Maybe this is a nontraditional attitude for the CEO of a news website, but Baraka Bits is not a traditional news website – especially for one that’s focused on the Arab world. With the tagline “Good News from the Middle East,” Baraka Bits seeks to document and popularize a “simple and uplifting narrative on the Arab region and its people, culture, environment, and religions,” a far cry from the kind of regional stories that are reported on mainstream media outlets.
The Arabic word baraka means abundance, blessing, prosperity, good tidings; the word carries similar meanings in Malay, Swahili, and Hebrew. Launched in beta in July 2012, Baraka Bits operates under the same ethical ethos as Baraka Ventures, the fund co-founded by Chakaki and Mahmoud Abu-Wardeh: be agents of positive change, counting not just the profits a company makes, but its overall contribution to the community.
But while success for Baraka Bits might not be measured in ad sales or arguments in comments sections, as it is for other newsy websites, in order to achieve the success its founders want, they still need to attract a large user base of “invested readers… who are genuine, engaged, asking follow-up questions and clicking through to the causes we write about,” Chakaki says. And perhaps unlike many in the recent spate of media startups, she’s thinking long-term.
It was this approach, based on years of focus groups in the US and the Emirates, that led Chakaki and her team of 3 other full time employees to revamp the site’s design, which went live in early November. “We studied the direction the industry is going in,” she said, wherein “people write or suggest their own stories on news or microblogging platforms, like Pinterest, StumbleUpon,” or BuzzFeed Community.
Visual appeal and ease of sharing were also key factors in the redesign, she says. “We want to keep the stories short, with a big focus on images because [based on evidence collected in our focus groups] that’s how people make a judgment call on whether they want to read an article.” More sharing options are also available with the new design, rather than the usual Facebook and Twitter: “we now have a widget that allows us to share across 12 different networks,” Chakaki says.

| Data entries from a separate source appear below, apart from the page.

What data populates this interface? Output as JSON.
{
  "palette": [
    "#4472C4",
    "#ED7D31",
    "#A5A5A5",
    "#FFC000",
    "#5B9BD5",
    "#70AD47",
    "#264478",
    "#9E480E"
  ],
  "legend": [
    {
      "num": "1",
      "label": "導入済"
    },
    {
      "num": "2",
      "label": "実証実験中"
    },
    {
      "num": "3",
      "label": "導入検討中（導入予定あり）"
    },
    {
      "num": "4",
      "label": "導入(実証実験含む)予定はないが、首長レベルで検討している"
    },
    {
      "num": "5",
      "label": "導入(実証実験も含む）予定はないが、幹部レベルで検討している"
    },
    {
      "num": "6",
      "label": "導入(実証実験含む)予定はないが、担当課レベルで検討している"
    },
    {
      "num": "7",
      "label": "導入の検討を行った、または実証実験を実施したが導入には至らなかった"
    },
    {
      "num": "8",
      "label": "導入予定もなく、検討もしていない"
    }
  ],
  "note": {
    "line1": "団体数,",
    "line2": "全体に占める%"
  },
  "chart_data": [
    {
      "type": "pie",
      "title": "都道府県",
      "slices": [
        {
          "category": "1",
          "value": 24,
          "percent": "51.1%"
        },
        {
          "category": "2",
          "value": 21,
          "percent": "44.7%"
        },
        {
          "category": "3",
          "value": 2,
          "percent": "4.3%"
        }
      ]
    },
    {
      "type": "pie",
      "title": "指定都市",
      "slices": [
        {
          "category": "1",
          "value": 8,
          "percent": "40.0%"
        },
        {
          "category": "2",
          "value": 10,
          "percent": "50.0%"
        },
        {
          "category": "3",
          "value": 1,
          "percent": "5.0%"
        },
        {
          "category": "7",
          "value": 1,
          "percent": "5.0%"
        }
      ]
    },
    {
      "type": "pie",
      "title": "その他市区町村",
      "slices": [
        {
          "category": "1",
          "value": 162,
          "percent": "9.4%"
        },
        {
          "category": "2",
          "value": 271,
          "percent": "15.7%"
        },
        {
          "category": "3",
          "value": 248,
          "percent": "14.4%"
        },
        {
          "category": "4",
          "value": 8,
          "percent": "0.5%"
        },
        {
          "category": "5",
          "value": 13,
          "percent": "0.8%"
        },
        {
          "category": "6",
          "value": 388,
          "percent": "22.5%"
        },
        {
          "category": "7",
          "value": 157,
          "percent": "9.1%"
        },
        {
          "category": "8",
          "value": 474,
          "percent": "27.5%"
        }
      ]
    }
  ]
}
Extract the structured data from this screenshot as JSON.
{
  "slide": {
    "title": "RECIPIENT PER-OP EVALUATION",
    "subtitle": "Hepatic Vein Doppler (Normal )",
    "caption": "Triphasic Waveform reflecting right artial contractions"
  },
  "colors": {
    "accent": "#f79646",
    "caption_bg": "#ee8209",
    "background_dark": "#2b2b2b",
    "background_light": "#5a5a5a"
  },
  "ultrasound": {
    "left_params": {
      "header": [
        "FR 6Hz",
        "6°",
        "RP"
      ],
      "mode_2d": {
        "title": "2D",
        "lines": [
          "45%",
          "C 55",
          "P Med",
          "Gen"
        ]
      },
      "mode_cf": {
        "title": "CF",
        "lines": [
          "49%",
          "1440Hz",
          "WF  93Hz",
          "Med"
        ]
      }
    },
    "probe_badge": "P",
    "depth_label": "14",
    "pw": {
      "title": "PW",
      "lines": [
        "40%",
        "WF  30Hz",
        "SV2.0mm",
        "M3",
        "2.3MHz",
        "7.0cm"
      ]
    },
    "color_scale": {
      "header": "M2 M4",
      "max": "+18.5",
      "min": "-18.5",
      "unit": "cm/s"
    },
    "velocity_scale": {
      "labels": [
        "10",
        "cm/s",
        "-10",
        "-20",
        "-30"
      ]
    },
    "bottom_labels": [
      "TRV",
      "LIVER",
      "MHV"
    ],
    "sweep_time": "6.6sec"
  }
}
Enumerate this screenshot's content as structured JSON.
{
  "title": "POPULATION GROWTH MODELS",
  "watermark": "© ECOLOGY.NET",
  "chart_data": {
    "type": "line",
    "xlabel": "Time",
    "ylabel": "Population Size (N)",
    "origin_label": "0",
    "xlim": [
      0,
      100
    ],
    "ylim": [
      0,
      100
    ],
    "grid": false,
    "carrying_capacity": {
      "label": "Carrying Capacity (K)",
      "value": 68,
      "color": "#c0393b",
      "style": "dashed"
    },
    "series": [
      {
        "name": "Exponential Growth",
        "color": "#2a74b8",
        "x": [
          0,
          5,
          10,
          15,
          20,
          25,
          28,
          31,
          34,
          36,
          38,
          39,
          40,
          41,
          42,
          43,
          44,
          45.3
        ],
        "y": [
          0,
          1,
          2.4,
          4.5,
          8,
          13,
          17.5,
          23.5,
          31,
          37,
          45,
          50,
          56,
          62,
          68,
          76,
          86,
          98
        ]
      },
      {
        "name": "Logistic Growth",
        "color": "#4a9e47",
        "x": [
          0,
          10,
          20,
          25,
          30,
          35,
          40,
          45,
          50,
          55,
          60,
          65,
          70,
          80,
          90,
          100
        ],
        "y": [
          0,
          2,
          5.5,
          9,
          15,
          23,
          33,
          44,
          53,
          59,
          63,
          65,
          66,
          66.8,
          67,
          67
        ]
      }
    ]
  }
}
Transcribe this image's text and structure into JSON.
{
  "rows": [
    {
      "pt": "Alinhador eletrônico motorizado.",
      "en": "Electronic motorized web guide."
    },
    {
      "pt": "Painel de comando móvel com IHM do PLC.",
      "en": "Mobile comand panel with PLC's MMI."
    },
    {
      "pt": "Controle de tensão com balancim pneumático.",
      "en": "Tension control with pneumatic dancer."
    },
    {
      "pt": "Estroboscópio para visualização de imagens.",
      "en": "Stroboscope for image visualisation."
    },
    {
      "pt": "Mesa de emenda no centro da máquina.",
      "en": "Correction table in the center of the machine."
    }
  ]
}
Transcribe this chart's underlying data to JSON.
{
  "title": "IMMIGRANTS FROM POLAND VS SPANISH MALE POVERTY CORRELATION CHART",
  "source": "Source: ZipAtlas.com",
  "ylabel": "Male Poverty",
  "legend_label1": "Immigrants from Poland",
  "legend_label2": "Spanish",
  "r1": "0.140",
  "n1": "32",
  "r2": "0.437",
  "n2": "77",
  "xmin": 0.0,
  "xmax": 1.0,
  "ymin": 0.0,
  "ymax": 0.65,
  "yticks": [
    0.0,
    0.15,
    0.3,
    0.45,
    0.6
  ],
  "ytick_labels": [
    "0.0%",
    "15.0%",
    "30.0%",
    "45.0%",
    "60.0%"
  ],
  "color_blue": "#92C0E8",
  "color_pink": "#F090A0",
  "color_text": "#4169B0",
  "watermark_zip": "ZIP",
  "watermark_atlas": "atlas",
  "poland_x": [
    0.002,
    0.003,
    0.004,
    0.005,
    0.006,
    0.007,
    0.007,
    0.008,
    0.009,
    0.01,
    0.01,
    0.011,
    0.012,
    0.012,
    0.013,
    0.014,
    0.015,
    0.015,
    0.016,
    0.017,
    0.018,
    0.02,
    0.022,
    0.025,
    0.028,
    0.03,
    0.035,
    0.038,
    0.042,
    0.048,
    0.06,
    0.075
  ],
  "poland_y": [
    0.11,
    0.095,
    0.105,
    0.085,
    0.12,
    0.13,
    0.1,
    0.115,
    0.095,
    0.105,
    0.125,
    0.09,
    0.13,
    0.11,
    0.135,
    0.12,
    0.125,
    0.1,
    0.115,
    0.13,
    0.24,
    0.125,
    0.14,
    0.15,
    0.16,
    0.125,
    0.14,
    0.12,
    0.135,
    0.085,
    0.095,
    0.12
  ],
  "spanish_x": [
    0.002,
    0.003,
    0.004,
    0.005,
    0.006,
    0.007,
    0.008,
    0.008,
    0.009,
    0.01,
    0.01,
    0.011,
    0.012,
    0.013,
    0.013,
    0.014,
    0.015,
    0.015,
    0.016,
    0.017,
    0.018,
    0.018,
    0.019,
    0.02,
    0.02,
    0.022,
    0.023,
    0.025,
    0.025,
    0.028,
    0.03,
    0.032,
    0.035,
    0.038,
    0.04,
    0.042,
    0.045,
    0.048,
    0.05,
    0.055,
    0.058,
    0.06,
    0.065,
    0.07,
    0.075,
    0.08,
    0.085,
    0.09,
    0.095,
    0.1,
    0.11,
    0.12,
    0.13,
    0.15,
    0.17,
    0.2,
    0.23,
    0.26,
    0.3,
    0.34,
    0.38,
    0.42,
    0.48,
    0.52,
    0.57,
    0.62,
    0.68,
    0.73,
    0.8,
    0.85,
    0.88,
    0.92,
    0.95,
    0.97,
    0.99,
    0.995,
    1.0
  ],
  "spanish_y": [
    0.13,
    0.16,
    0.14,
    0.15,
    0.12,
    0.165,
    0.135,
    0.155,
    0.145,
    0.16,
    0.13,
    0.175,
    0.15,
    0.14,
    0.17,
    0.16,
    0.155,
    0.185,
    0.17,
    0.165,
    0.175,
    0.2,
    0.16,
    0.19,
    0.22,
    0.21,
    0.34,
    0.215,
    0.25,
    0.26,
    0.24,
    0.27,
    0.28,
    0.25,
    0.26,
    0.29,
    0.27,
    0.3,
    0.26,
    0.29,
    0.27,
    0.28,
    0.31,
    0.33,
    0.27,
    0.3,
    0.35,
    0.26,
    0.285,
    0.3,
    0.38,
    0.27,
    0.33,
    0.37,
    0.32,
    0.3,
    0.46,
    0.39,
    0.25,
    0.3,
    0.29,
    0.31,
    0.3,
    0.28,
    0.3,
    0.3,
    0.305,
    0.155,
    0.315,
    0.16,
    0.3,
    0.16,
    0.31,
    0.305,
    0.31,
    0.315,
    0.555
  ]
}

The response to the new layout has been resounding. “We’ve had not only great feedback, but a huge spike in visitors since then.” The biggest shift, she reports, is that “we have started getting a lot of audiences in countries outside the UAE. We went from getting traffic from 90 countries to 136, all over the world. Our US traffic has grown by 400% since we launched the new design.”
But these new visitors aren’t just reading stories; they’re engaging with the content in a new way. They’re clicking the new “Suggest A Story” button (prominently displayed on the homepage), they’re contacting Chakaki’s team asking to advertise and sponsor the site, and they’re sending requests to the editors. Photo essays get “especially high engagement,” Chakaki says, “300 people clicked ‘like’ on the latest photo bits post.”
But again, ‘likes’ are just means to an end – making content available and relevant to people and investors who are seeking to change the region for the better – on which Chakaki and her team will double down in 2014. “We’re on the ground… and that’s where we want to stay” this year, she insists.
She’s especially invested in exploring the possibility of Baraka Bits being used for educational purposes. An initiative she takes special pride in is one that trains Palestinian refugees in Lebanon, the West Bank, and Gaza, for whom work opportunities are severely limited, to write journalistic stories with the goal of their becoming regular Baraka Bits contributors, and perhaps beyond. “I hope to expand this beyond just getting our own journalists trained,” she says, “to getting people in schools trained on how to engage in positive narratives.”